F: Well, the only thing that I feel that could done about it is by forming young people's clubs or older people's clubs too and contacting different other American clubs and telling them about discrimination against Mexican people. That's about the only way that I feel it could be done, that something could be done about it, because it's really the public who makes this discrimination against Mexican people, it's not the government particularly, it's the public itself that does it.
I: You were saying something a while ago about what they did in Los Angeles about discrimination.
F: Well, in Los Angeles they tried to get together and form clubs and in some cases a certain Mexican fellow applies for a job and the place where they tell him they couldn't give him a job because he's a Mexican, this certain club that he belongs to, they try to contact the manager or the superintendent at the plant and explain to him that even though he's a Mexican he's drafted and is counted in this country for the army and he's gotta do every other thing that the regular American citizen does, so why shouldn't he be allowed to have a good job to live by, a good job that he can depend on? If he has to do every other thing that the American citizen does for the benefit of the country, why shouldn't the country let him have a good job or else the individual manager of the plant should give him a good job. You're expected to be a good citizen. They only way I feel they can make good citizens out of Mexican people is treating them like American citizens.
I: Do you think they make good citizens?
F: Oh, absolutely, they sure will. I know they will make good citizens, if they're just treated the right way.
I: Do you think the project like this camp that we're in can be any help in training people to be good citizens?
F: I feel that it does a lot of good to the people. And it would do them a lot of good to become good citizens, a camp like this will. I can see that certain forms of getting together that do get together it helps a lot.
I: For cooperation.
F: For cooperation and to educate them.
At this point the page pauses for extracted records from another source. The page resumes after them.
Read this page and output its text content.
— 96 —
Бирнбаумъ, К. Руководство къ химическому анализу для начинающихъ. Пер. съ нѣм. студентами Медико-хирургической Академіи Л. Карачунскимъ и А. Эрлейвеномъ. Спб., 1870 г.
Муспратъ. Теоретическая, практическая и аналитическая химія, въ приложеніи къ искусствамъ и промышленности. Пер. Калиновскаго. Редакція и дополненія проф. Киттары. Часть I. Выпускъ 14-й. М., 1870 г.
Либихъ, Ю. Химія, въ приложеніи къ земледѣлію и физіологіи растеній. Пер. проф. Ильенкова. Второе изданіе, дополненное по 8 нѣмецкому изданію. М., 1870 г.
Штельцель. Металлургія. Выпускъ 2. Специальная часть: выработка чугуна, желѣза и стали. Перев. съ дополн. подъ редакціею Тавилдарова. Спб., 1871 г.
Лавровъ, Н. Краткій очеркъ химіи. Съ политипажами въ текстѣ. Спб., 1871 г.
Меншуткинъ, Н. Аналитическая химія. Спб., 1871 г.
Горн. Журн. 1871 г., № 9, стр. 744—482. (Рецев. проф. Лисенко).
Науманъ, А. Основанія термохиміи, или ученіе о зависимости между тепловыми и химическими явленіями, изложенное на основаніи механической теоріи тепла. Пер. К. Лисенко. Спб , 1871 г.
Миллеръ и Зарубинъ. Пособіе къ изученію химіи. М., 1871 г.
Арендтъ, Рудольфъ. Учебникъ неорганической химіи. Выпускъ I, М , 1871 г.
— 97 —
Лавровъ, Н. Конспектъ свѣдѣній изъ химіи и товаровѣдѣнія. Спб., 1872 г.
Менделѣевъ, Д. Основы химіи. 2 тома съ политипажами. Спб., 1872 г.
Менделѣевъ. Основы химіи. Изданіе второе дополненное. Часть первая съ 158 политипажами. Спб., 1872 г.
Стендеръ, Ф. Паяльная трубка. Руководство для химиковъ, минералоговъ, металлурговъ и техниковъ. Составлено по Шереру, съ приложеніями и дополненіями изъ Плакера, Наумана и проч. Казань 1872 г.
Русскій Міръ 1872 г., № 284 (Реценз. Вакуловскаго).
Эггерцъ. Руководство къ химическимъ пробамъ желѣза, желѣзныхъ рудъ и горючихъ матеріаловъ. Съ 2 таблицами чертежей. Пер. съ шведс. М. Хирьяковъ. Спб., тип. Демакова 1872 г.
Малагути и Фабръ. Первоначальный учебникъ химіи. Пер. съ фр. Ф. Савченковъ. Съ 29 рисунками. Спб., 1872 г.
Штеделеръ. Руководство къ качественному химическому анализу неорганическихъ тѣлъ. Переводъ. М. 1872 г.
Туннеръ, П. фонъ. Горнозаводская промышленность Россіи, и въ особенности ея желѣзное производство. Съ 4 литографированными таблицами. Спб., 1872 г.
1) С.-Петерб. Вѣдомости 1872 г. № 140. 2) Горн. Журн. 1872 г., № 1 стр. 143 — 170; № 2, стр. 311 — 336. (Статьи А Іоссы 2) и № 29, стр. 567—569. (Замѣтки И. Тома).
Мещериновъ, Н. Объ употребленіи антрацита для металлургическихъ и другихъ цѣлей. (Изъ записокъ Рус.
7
Because what this camp is doing, the good that it's doing is to education mostly, showing the people that by getting together they can get somewhere.
I: Have you ever been on the [camp governing] council before together like this in self-
F: No, they've never had a self-
I: The council here works according to the democratic process, doesn't it?
F: That's right.
I: What do you think about that? Do you think that's going to be good in educating them?
F: There is one good thing in educating. It gives the democratic point of view at least because everybody has a right to vote and make decisions.
From Jose Flores, personal interview, 1941. Transcribed by the editor. Audio from the Charles L. Todd and Robert Sonkin Migrant Worker Collection, Library of Congress, American Folklife Center, Digital ID: AFCTS 5145a1 and 5145b1.